Planos mirabolantes contra Fidel

Os destaques dos planos da CIA ficaram por conta da Operação Mongoose, que tinha a intenção de derrotar Fidel Castro. No livro, os autores destacam que "alguns dos planos mais criativos e quase extravagantes" foram pensados para destronar o ditador cubano.

A maior parte das criações envolviam substâncias químicas envenenadas programadas para serem adicionados em algum objeto de uso pessoal de Castro.

Primeiramente, foi proposta a aplicação de spray de LSD dentro do estúdio de rádio dele em Havana ou então impregnar seus charutos com produtos químicos para produzir desorientação temporária e constrangê-lo durante um pronunciamento oficial.

Pensaram em contaminar suas botas com sal de tálio (agente depilador) ou então utilizar em seus charutos produtos que o fizessem perder a barba e a imagem viril. Também consideraram lhe entregar de presente uma caixa com charutos explosivos.

Depois que a segurança cubana criou uma marca de charutos exclusiva para Fidel, os planos envolvendo a preparação de tabaco foram abortados.
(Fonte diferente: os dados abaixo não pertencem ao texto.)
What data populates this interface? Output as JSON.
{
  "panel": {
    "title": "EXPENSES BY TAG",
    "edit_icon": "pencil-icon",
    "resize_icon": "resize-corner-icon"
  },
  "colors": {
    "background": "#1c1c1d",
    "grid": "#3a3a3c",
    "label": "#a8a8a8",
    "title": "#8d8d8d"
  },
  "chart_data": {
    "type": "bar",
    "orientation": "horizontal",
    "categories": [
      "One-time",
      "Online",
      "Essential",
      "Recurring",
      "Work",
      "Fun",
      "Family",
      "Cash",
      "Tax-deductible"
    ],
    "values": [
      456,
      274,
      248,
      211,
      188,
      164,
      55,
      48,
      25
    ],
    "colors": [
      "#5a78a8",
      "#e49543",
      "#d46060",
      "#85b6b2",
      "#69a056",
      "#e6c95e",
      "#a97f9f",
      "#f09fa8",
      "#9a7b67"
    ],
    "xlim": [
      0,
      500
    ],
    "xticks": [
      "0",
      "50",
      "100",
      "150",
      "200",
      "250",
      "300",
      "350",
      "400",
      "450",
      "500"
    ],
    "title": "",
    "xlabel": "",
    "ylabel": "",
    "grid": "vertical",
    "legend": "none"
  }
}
Como o líder gostava de pesca submarina, cogitaram construir uma concha recheada de explosivos para ser instalada na praia de Varadero, em Cuba, ou contaminar uma roupa de mergulho e um aparelho de respiração com a bactéria da tuberculose ou com a micetoma, que causa doença de pele crônica.
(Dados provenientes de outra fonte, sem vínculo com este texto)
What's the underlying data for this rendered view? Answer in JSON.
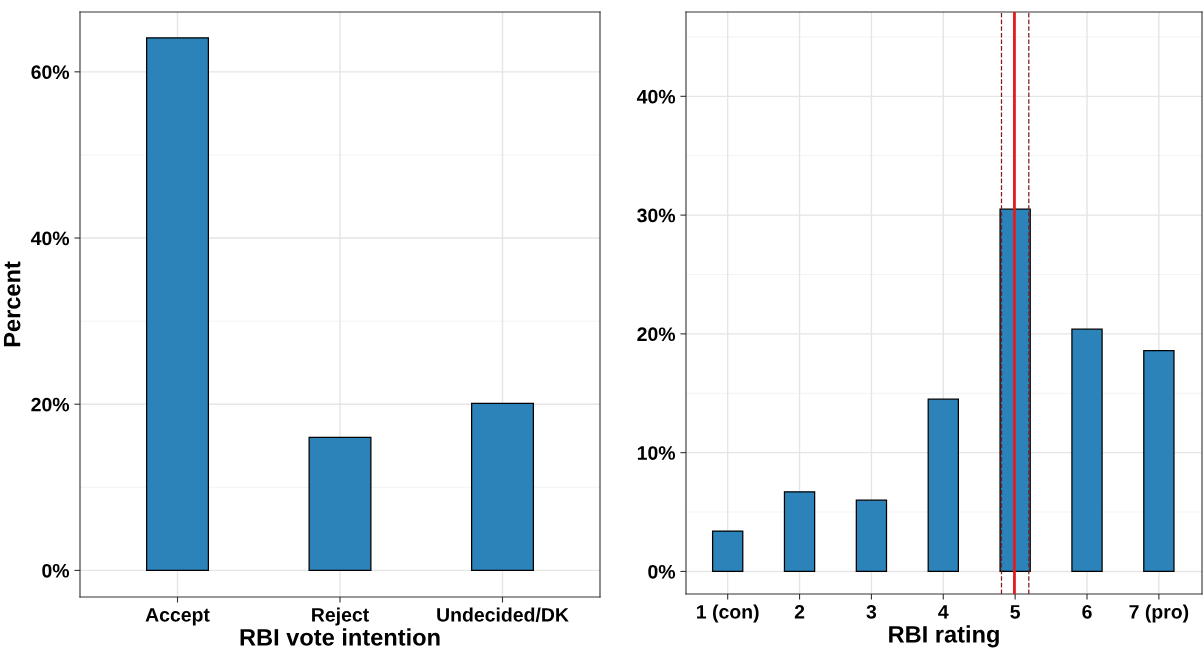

Por fim, modificaram o dispositivo de uma caneta esferográfica Paper Mate ocultando um seringa hipodérmica para injetar o veneno Black Leaf 40, que mesmo com uma picada leve resultaria em morte certa.

Fidel Castro, muitas vezes por golpe de sorte, escapou de todas as tentativas da CIA, até o dia em que o presidente norte-americano Gerald Ford ditou a ordem executiva que proibia assassinatos políticos.